Assuming the app in question must be publicly open, you don’t have much choice:

Pick another way to demonstrate the power of your API. For example, write such an app and share its source, but don’t actually run that code. Make sure it’s well-documented though, so that anyone can deploy it and see it working (subject to throttling).

The app you run would need to be refactored to avoid client-side API requests and be more server-rendered. You can still dogfood your API, but not in an obvious way—make secure requests to throttle-free API from the server side.

Adjust rate limitation to allow for your app to work and invest into performance optimization to handle the load.

And yeah, have the core API throttle-free in the first place, and keep it inside a private network. Throttle in a separate publicly accessible layer.

4
votes

Can you stand up a separate instance of the UI and throttle-free API, and then restrict access to IP addresses coming from your organisation?

E.g., deploy the whole thing behind your corporate firewall, and attach the application to the same database as the public-facing instance if you need to share data between instances.

4
votes

You could try to generate a unique session ID, bound to a certain IP address/user and limited time to live. When a user downloads your application frontend JavaScript code inject the generated session ID into the JavaScript source code. The session ID will be attached to every request to your API and the rate-limit is lifted.
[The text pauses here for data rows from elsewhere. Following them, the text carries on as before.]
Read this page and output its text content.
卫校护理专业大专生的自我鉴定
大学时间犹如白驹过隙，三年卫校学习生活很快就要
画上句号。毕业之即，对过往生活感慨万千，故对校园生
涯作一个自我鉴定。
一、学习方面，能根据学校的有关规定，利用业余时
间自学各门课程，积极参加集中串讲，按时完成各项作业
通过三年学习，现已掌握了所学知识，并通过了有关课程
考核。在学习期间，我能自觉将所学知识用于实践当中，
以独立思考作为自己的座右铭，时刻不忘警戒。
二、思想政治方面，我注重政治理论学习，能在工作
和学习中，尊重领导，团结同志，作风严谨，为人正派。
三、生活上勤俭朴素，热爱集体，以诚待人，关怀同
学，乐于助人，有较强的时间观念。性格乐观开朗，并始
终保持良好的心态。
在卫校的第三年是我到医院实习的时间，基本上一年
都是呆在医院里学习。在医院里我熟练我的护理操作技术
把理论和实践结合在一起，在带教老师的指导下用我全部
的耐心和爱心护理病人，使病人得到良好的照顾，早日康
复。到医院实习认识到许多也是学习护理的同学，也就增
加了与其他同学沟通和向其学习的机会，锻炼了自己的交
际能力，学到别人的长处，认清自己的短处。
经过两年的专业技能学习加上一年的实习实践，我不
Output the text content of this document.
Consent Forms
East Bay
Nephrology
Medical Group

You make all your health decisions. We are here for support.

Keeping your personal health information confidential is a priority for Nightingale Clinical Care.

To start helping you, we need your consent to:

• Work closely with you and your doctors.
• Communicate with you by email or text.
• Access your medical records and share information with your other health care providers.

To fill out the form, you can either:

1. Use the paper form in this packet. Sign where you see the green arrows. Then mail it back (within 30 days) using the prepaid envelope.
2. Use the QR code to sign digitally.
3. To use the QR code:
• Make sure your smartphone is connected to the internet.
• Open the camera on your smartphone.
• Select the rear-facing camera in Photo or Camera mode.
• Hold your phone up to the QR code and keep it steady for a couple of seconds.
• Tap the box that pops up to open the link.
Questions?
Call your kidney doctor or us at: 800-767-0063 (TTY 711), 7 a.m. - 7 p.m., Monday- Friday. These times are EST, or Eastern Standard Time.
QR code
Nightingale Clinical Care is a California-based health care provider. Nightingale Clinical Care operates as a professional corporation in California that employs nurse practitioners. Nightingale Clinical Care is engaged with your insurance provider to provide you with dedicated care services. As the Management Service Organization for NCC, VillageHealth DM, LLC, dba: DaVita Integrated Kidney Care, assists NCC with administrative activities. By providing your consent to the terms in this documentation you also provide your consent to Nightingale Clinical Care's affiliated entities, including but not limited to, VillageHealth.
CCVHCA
The ID cannot be simply copied for spoofing, because it is only valid for a single IP address, user and limited amount of time. So an adversary would have to call your page and filter out the key from your JavaScript source or from intercepting the Ajax request every time a new user wants to use it.

Another Option:

Set up a proxy for your own application and use obfuscation. The Ajax requests to the proxy use different names from the real API-calls and the proxy translates them back. So your application would not call getDocument on your real API, but it will call getFELSUFDSKJE on your proxy. The proxy will translate this call back to getDocument and forward it to actual rate-limited API.

Your actual API will not rate-limit requests by the proxy.

And so that other people don't use your proxy for their own application you change the obfuscation scheme daily. The obfuscated call-names can be generated automatically in you JavaScript source code and configured in the proxy.

A client wishing to use this, would also need to keep up with your changing obfuscation to use your proxy. And you can still use referrer-headers and similar for logging, so you can find people using your proxy. Or catch them when changing the obfuscation scheme.

3
votes
  • Whitelist source IP addresses
  • Use a VPN, whitelist VPN members
  • Proxy solution or browser addon that adds HTTP headers should be fine if you can secure the proxy and aren't concerned about MITM attacks sniffing the traffic
  • Any solution involving secrets can mitigate the impact of leaks by rotating secrets on a daily basis
2
votes

Setup multiple accounts, and pick one of them at random at every request, or change which one you use every hour or so. This way you can distribute the load over n accounts, giving you up to n times higher limits.

Be careful about accidentally shutting yourself down if you are trying to find other users doing this, if it's not allowed for customers.